St. Vincent, who followed that set across the field on the T-Mobile stage, likewise demonstrated how she’s a gift to the survival of guitar music. Material from new album Daddy’s Home relied heavily on funk licks, but — largely with the help of all-star players Jason Faulker and Justin Meldal-Johnson — songs often exploded into shred-offs reminiscent of power ballads and balls-to-the-wall grunge. Even older tunes (“Cheerleader” in particular) received treatments that split the difference between backup-singer-enhanced soul and headbang-worthy cacophonies.
And then it was back to hip-hop to close it all out, a tradition at ACL Fest for a few years running. Where past headliners (Drake, Travis Scott) wasted their headline sets by coming on late, ending early and playing only snippets of each song, Tyler the Creator — the replacement for the disgraced DaBaby — hit a home run with a visionary production and career spanning setlist that rocked the boat without capsizing.

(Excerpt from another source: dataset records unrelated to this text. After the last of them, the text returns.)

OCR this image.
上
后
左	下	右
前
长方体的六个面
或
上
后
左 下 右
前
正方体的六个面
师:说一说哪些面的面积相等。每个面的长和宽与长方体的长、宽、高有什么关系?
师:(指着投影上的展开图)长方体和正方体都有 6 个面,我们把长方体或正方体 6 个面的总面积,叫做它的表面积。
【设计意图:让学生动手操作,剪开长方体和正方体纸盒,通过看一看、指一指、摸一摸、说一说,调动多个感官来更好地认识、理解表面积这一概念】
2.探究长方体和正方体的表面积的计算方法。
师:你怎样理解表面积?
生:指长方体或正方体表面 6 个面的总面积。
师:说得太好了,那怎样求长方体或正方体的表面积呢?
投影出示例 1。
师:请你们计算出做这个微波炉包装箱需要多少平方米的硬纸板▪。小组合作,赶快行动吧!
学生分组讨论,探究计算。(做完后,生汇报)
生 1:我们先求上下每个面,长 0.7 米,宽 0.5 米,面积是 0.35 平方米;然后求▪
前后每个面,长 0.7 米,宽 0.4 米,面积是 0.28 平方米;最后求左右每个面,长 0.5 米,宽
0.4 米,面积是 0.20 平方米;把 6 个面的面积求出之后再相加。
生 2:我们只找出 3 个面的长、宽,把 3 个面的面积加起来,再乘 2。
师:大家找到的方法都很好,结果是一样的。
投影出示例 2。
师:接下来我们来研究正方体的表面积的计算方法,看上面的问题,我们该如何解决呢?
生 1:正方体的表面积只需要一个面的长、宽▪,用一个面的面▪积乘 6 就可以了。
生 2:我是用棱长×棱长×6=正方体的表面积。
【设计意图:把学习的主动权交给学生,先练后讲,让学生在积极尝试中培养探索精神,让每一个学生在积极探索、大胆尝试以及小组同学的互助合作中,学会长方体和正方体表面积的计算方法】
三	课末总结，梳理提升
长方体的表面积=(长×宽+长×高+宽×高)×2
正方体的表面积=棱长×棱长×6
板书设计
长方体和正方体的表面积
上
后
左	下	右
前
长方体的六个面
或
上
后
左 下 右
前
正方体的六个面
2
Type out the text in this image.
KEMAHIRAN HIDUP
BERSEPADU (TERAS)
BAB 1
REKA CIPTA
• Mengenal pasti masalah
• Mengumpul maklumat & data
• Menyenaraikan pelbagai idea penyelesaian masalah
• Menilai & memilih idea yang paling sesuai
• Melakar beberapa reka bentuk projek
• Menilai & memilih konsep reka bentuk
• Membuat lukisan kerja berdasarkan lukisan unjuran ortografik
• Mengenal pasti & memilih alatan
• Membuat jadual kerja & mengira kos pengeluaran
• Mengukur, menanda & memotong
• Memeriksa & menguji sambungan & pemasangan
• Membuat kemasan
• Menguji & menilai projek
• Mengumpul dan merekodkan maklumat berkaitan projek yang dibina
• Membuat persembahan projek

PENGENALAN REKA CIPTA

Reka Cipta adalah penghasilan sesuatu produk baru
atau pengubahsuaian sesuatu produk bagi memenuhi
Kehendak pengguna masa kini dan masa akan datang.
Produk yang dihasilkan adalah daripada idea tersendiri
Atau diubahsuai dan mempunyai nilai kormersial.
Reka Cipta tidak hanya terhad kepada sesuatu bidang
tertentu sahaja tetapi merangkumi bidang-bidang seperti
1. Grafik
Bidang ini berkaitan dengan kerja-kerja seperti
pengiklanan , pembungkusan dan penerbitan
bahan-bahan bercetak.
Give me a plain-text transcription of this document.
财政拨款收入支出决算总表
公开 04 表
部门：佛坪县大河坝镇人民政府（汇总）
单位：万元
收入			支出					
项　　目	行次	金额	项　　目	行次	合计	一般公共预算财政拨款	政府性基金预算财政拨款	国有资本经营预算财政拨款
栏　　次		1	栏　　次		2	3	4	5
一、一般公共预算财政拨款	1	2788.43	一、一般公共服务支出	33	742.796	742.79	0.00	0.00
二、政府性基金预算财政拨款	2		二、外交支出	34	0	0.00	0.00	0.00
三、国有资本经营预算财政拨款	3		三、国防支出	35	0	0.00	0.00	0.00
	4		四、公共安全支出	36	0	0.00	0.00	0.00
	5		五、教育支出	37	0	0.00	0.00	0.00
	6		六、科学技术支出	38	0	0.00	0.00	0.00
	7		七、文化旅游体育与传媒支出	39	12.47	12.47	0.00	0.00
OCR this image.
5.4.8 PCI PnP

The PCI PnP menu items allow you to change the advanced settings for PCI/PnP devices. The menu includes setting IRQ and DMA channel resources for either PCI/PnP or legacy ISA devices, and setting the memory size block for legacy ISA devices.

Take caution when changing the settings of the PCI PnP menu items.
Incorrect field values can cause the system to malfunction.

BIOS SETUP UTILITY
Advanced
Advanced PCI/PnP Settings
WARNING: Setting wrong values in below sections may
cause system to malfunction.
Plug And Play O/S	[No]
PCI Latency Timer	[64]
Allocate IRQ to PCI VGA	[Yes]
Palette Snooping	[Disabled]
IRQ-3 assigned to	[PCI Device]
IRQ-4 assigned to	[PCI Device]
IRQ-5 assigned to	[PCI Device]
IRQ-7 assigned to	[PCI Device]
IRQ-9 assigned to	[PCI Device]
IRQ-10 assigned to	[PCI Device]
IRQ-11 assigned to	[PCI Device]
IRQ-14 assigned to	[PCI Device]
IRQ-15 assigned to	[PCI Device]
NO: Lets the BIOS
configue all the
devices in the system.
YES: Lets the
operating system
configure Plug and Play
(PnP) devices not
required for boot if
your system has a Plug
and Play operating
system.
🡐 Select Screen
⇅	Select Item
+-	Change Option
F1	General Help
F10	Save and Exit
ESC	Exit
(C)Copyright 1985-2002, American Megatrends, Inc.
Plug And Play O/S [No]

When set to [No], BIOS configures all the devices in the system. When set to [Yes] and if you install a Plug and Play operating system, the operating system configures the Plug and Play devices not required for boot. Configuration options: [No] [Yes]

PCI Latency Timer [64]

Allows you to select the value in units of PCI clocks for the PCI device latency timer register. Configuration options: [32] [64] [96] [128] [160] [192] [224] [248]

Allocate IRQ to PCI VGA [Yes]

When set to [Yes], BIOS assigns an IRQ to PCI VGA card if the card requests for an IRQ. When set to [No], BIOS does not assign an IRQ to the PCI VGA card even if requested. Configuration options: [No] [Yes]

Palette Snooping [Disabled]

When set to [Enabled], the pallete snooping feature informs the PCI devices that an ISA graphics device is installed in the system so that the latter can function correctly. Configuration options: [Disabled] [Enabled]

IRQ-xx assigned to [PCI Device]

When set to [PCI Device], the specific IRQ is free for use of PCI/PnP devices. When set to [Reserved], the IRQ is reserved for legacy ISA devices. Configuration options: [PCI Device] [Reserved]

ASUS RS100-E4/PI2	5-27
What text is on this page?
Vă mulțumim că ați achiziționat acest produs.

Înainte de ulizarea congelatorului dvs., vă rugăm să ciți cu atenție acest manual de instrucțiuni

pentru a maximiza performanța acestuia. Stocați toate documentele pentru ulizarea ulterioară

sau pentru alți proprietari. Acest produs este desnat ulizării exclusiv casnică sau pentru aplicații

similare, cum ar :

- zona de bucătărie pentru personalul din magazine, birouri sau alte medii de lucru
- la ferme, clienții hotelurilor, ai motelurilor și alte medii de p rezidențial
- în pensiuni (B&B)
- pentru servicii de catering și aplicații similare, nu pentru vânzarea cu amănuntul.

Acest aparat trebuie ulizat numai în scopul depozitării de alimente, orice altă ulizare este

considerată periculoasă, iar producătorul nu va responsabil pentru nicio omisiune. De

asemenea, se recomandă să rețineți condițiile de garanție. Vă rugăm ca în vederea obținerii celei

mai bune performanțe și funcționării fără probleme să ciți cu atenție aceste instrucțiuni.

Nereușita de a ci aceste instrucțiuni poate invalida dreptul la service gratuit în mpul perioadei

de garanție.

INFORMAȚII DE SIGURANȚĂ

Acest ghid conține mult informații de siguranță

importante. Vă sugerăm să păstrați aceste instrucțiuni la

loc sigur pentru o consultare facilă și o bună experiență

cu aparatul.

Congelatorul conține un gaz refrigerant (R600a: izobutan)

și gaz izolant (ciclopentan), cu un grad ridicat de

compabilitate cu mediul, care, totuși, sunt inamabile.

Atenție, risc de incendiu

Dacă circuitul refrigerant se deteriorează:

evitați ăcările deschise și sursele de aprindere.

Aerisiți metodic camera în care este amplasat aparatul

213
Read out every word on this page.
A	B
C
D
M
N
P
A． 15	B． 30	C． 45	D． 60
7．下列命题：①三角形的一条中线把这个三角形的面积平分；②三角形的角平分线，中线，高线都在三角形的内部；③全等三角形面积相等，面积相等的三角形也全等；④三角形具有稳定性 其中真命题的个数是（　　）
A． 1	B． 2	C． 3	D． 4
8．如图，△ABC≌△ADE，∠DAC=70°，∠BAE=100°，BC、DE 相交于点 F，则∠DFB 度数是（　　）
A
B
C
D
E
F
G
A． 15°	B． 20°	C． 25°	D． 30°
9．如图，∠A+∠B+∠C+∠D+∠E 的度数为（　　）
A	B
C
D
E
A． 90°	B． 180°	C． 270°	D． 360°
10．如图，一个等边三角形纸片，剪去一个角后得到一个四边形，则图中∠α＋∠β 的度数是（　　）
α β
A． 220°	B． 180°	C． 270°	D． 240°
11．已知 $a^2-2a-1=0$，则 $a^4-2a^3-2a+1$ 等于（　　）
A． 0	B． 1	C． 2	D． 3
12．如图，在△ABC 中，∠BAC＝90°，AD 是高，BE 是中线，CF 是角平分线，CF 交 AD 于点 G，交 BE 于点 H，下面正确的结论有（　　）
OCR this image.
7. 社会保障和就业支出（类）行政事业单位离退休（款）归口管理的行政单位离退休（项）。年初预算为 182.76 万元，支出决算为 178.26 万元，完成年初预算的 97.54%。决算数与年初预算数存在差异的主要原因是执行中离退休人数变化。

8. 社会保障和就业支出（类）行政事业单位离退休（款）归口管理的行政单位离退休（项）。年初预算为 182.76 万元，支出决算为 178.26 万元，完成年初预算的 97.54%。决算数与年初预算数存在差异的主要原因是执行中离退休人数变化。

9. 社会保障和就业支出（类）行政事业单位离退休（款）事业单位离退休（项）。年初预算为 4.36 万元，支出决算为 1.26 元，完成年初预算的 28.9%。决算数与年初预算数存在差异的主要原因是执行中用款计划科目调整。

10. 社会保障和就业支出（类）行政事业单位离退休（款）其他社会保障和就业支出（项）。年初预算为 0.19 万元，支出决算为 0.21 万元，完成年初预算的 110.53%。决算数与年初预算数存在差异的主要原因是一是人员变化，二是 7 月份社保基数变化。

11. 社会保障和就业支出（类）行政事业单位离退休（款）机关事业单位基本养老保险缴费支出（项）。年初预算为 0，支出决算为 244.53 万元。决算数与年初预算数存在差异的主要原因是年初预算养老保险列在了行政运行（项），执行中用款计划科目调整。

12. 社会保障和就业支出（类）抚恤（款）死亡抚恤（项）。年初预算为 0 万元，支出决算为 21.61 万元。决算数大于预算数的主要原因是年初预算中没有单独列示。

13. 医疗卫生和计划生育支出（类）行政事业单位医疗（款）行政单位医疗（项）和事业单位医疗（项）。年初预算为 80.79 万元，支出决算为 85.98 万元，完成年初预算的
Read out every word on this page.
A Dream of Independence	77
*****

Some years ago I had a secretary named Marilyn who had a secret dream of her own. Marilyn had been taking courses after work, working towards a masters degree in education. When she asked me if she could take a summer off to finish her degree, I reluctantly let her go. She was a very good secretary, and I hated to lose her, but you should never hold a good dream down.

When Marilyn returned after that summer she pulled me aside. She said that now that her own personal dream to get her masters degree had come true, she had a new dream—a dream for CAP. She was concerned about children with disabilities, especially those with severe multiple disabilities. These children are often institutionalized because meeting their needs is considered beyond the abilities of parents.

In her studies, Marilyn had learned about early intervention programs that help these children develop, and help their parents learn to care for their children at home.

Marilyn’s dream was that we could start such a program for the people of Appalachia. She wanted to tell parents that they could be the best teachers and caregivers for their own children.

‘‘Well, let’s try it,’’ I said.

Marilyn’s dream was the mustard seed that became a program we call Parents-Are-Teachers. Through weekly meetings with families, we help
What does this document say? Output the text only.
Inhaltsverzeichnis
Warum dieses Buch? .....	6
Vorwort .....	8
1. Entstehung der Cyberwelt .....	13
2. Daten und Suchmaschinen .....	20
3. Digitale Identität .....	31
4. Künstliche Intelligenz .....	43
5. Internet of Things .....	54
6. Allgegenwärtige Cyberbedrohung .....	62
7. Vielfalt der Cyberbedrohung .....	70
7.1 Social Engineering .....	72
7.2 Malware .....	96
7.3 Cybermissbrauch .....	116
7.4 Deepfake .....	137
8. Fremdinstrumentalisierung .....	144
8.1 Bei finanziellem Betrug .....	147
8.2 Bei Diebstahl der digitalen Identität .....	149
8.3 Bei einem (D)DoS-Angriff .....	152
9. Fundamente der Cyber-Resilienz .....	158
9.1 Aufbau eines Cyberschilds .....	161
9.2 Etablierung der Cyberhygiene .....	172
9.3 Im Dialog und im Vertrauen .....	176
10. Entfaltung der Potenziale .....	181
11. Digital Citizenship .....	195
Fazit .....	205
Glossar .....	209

Actually, there was literally a speedboat on stage among his nautical vacation-themed stage setup that he often mounted and commanded from, wrangling it like a mechanical bull while spitting bar after fierce bar. And though a one-man show on such a huge stage doesn’t often pack as much punch, Tyler showed gratitude to his loyal fans by busting out plenty of top-tier tracks (21 in all, ending with a shower of sparks on “Runitup”) and made sure to show love for Austin peeps in particular by mentioning that he first played “Yonkers” at SXSW 2011. Like the overarching feeling of the festival, it was a full-circle moment.